Chapter Twenty-two

Miraculously, finances stood the strain. Bert was doing well, and sometimes made several good commissions together--not as large as the famous commission, but still important. Neither he nor Nancy kept accounts any more, bills were paid as they came in, and money was put into the bank as it came in. Nancy had a check book, but she rarely used it. Sometimes, when Mrs. Biggerstaff or Mrs. Underhill asked her to join a Girls' Home Society or demanded a prize for the Charity Bridge, Nancy liked to show herself ready to help, but for other purposes she needed no money. She ordered all household goods by telephone, signed "chits" at the club, kept her bridge winnings loose in a small enamelled box, ready for losing, and, when she went into town, charged on her accounts right and left, and met Bert for luncheon. So that, when they really had their first serious talk about money, Nancy was able to say with a quite plausible air of innocence, "Well, Bert, I haven't asked you for one cent since the day I needed mileage. I don't waste money! I never did."

"Well, we've got it!" Bert said uncomfortably, on the day of this talk. He had vaguely hoped, as the month went by, that it was going to show him well ahead financially. However, if things "broke even," he might well congratulate himself. Certainly they were having a glorious time, there was no denying that.

"Do you recognize us, Bert?" Nancy sometimes asked him exultingly, as she tucked herself joyously into somebody's big tonneau, or snatched open a bureau drawer to find fresh prettiness for some unexpected outing. "Do you remember our wanting to join the Silver River Country Club! That little club!"

"Gosh, it's queer!" Bert would agree, grinning. And late in the second summer he said, "If I put the Buller deal over, I think I'll get a car!"

"Well, honestly, I think we ought to have a car," Nancy said seriously, after a flashing look of delight, "It isn't an extravagance at all, Bert, if you really figure it out. The man does errands for you, saves you I don't know how much cab fare, takes care of the place, and Mary Ingram's man has a garbage incinerator--and saves that expense! Then, it's one of the things you truly ought to have, down here. You have friends down Saturday, you play golf, you play bridge after dinner--well and good. Sunday morning we swim, and come home to lunch, and then what? You can't ask other friends in to lunch and then propose that they take us in their cars down the island somewhere? And yet that's what they do; and I assure you it embarrasses me, over and over again."

"Oh, we'll have to have a car--I'm glad you see it," said Bert.

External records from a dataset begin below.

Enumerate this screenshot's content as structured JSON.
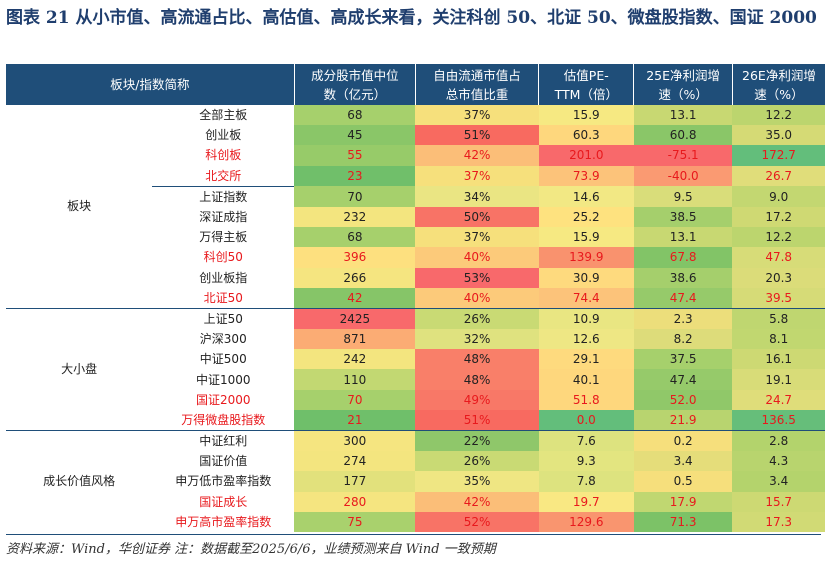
{
  "title": "图表 21   从小市值、高流通占比、高估值、高成长来看，关注科创 50、北证 50、微盘股指数、国证 2000",
  "headers": {
    "name": "板块/指数简称",
    "c1_l1": "成分股市值中位",
    "c1_l2": "数（亿元）",
    "c2_l1": "自由流通市值占",
    "c2_l2": "总市值比重",
    "c3_l1": "估值PE-",
    "c3_l2": "TTM（倍）",
    "c4_l1": "25E净利润增",
    "c4_l2": "速（%）",
    "c5_l1": "26E净利润增",
    "c5_l2": "速（%）"
  },
  "groups": [
    {
      "label": "板块",
      "start": 0,
      "span": 10
    },
    {
      "label": "大小盘",
      "start": 10,
      "span": 6
    },
    {
      "label": "成长价值风格",
      "start": 16,
      "span": 5
    }
  ],
  "rows": [
    {
      "name": "全部主板",
      "red": false,
      "v": [
        "68",
        "37%",
        "15.9",
        "13.1",
        "12.2"
      ],
      "c": [
        "#a6d06c",
        "#f6e07c",
        "#f6e982",
        "#c8d872",
        "#bcd56e"
      ]
    },
    {
      "name": "创业板",
      "red": false,
      "v": [
        "45",
        "51%",
        "60.3",
        "60.8",
        "35.0"
      ],
      "c": [
        "#8ac668",
        "#f86a60",
        "#fed77d",
        "#8ac668",
        "#d5da75"
      ]
    },
    {
      "name": "科创板",
      "red": true,
      "v": [
        "55",
        "42%",
        "201.0",
        "-75.1",
        "172.7"
      ],
      "c": [
        "#97cb69",
        "#fbbe78",
        "#f8696b",
        "#f8696b",
        "#63be7b"
      ]
    },
    {
      "name": "北交所",
      "red": true,
      "v": [
        "23",
        "37%",
        "73.9",
        "-40.0",
        "26.7"
      ],
      "c": [
        "#70bf6a",
        "#f6e07c",
        "#fcc37a",
        "#fa9a72",
        "#e0dd7a"
      ]
    },
    {
      "name": "上证指数",
      "red": false,
      "v": [
        "70",
        "34%",
        "14.6",
        "9.5",
        "9.0"
      ],
      "c": [
        "#a6d06c",
        "#eae583",
        "#f2e884",
        "#d9dd7a",
        "#c3d771"
      ]
    },
    {
      "name": "深证成指",
      "red": false,
      "v": [
        "232",
        "50%",
        "25.2",
        "38.5",
        "17.2"
      ],
      "c": [
        "#f3e57f",
        "#f87366",
        "#fee27f",
        "#a5cf6c",
        "#cfd973"
      ]
    },
    {
      "name": "万得主板",
      "red": false,
      "v": [
        "68",
        "37%",
        "15.9",
        "13.1",
        "12.2"
      ],
      "c": [
        "#a6d06c",
        "#f6e07c",
        "#f6e982",
        "#c8d872",
        "#bcd56e"
      ]
    },
    {
      "name": "科创50",
      "red": true,
      "v": [
        "396",
        "40%",
        "139.9",
        "67.8",
        "47.8"
      ],
      "c": [
        "#fde07f",
        "#fcca7a",
        "#f9926e",
        "#82c467",
        "#d7dc78"
      ]
    },
    {
      "name": "创业板指",
      "red": false,
      "v": [
        "266",
        "53%",
        "30.9",
        "38.6",
        "20.3"
      ],
      "c": [
        "#f5e580",
        "#f8696b",
        "#feda7e",
        "#a5cf6c",
        "#dbdc79"
      ]
    },
    {
      "name": "北证50",
      "red": true,
      "v": [
        "42",
        "40%",
        "74.4",
        "47.4",
        "39.5"
      ],
      "c": [
        "#86c568",
        "#fcca7a",
        "#fcc37a",
        "#96ca6a",
        "#d6db77"
      ]
    },
    {
      "name": "上证50",
      "red": false,
      "v": [
        "2425",
        "26%",
        "10.9",
        "2.3",
        "5.8"
      ],
      "c": [
        "#f8696b",
        "#c9da74",
        "#e9e682",
        "#ecde7b",
        "#bfd670"
      ]
    },
    {
      "name": "沪深300",
      "red": false,
      "v": [
        "871",
        "32%",
        "12.6",
        "8.2",
        "8.1"
      ],
      "c": [
        "#fbac74",
        "#dfe27f",
        "#eee784",
        "#dddc7a",
        "#c1d770"
      ]
    },
    {
      "name": "中证500",
      "red": false,
      "v": [
        "242",
        "48%",
        "29.1",
        "37.5",
        "16.1"
      ],
      "c": [
        "#f3e57f",
        "#f97f69",
        "#feda7e",
        "#a6d06c",
        "#cdd973"
      ]
    },
    {
      "name": "中证1000",
      "red": false,
      "v": [
        "110",
        "48%",
        "40.1",
        "47.4",
        "19.1"
      ],
      "c": [
        "#c2d872",
        "#f97f69",
        "#fed77d",
        "#96ca6a",
        "#d8dc78"
      ]
    },
    {
      "name": "国证2000",
      "red": true,
      "v": [
        "70",
        "49%",
        "51.8",
        "52.0",
        "24.7"
      ],
      "c": [
        "#a6d06c",
        "#f87867",
        "#fed77d",
        "#90c869",
        "#dfdd7a"
      ]
    },
    {
      "name": "万得微盘股指数",
      "red": true,
      "v": [
        "21",
        "51%",
        "0.0",
        "21.9",
        "136.5"
      ],
      "c": [
        "#6fbf6a",
        "#f86a60",
        "#63be7b",
        "#b8d46f",
        "#66be7a"
      ]
    },
    {
      "name": "中证红利",
      "red": false,
      "v": [
        "300",
        "22%",
        "7.6",
        "0.2",
        "2.8"
      ],
      "c": [
        "#f5e580",
        "#8fc76a",
        "#dde37f",
        "#f6df7c",
        "#b3d36c"
      ]
    },
    {
      "name": "国证价值",
      "red": false,
      "v": [
        "274",
        "26%",
        "9.3",
        "3.4",
        "4.3"
      ],
      "c": [
        "#f3e57f",
        "#c9da74",
        "#e3e580",
        "#e5dd7a",
        "#b8d46e"
      ]
    },
    {
      "name": "申万低市盈率指数",
      "red": false,
      "v": [
        "177",
        "35%",
        "7.8",
        "0.5",
        "3.4"
      ],
      "c": [
        "#e2e17c",
        "#efe683",
        "#dde37f",
        "#f6df7c",
        "#b4d36c"
      ]
    },
    {
      "name": "国证成长",
      "red": true,
      "v": [
        "280",
        "42%",
        "19.7",
        "17.9",
        "15.7"
      ],
      "c": [
        "#f5e580",
        "#fbbe78",
        "#f9e883",
        "#c0d771",
        "#cdd973"
      ]
    },
    {
      "name": "申万高市盈率指数",
      "red": true,
      "v": [
        "75",
        "52%",
        "129.6",
        "71.3",
        "17.3"
      ],
      "c": [
        "#a9d16d",
        "#f87366",
        "#f9956f",
        "#7cc267",
        "#d1da75"
      ]
    }
  ],
  "footnote": "资料来源：Wind，华创证券   注：数据截至2025/6/6，业绩预测来自 Wind 一致预期"
}
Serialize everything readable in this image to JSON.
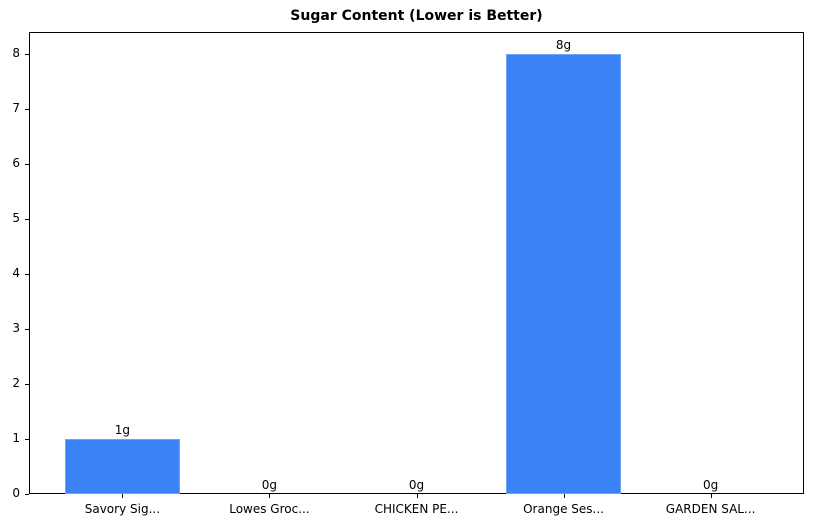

The Buller deal being duly completed, they got their car. The picturesque garage was no longer useless. A silent, wizened little Frenchman and his wife took possession of the big room over the kitchen, Pierre to manage the garden and the car, Pauline to cook- -she was a marvellous cook. Nancy kept Agnes, and got a little maid besides, who was to make herself generally useful in dining room and bedrooms.

The new arrangement worked like a charm. There was no woman in the Gardens who did not envy the Bradleys their cook, and Nancy felt the possession of Pauline a real feather in her cap. Pauline exulted in emergencies, and Nancy and Bert experienced a fearful delight when they put her to the test, and sat bewildered at their own table, while the dainty courses followed one another from some mysterious source to which Pauline alone held the clue,

The children were somewhat in the background now, but they seemed well cared for, and contented enough when they made their occasional appearances before their mother's friends. There was a fine private school in the Gardens, and although the fees for the two boys, with music lessons twice weekly, came to thirty dollars a month, Nancy paid it without self-reproach. The alternative was to send them into the village public school, which was attended by not one single child from the Gardens. The Ingram boys went away to boarding school at Pomfret, Dorothy Rose boarded in New York, and the Underbill boys had a tutor, who also had charge of one or two other boys preparing for college preparatory schools. While the boys were away Anne drifted about with her mother, or more often with Agnes, or was allowed to go to play with Cynthia Biggerstaff or Harriett Fielding.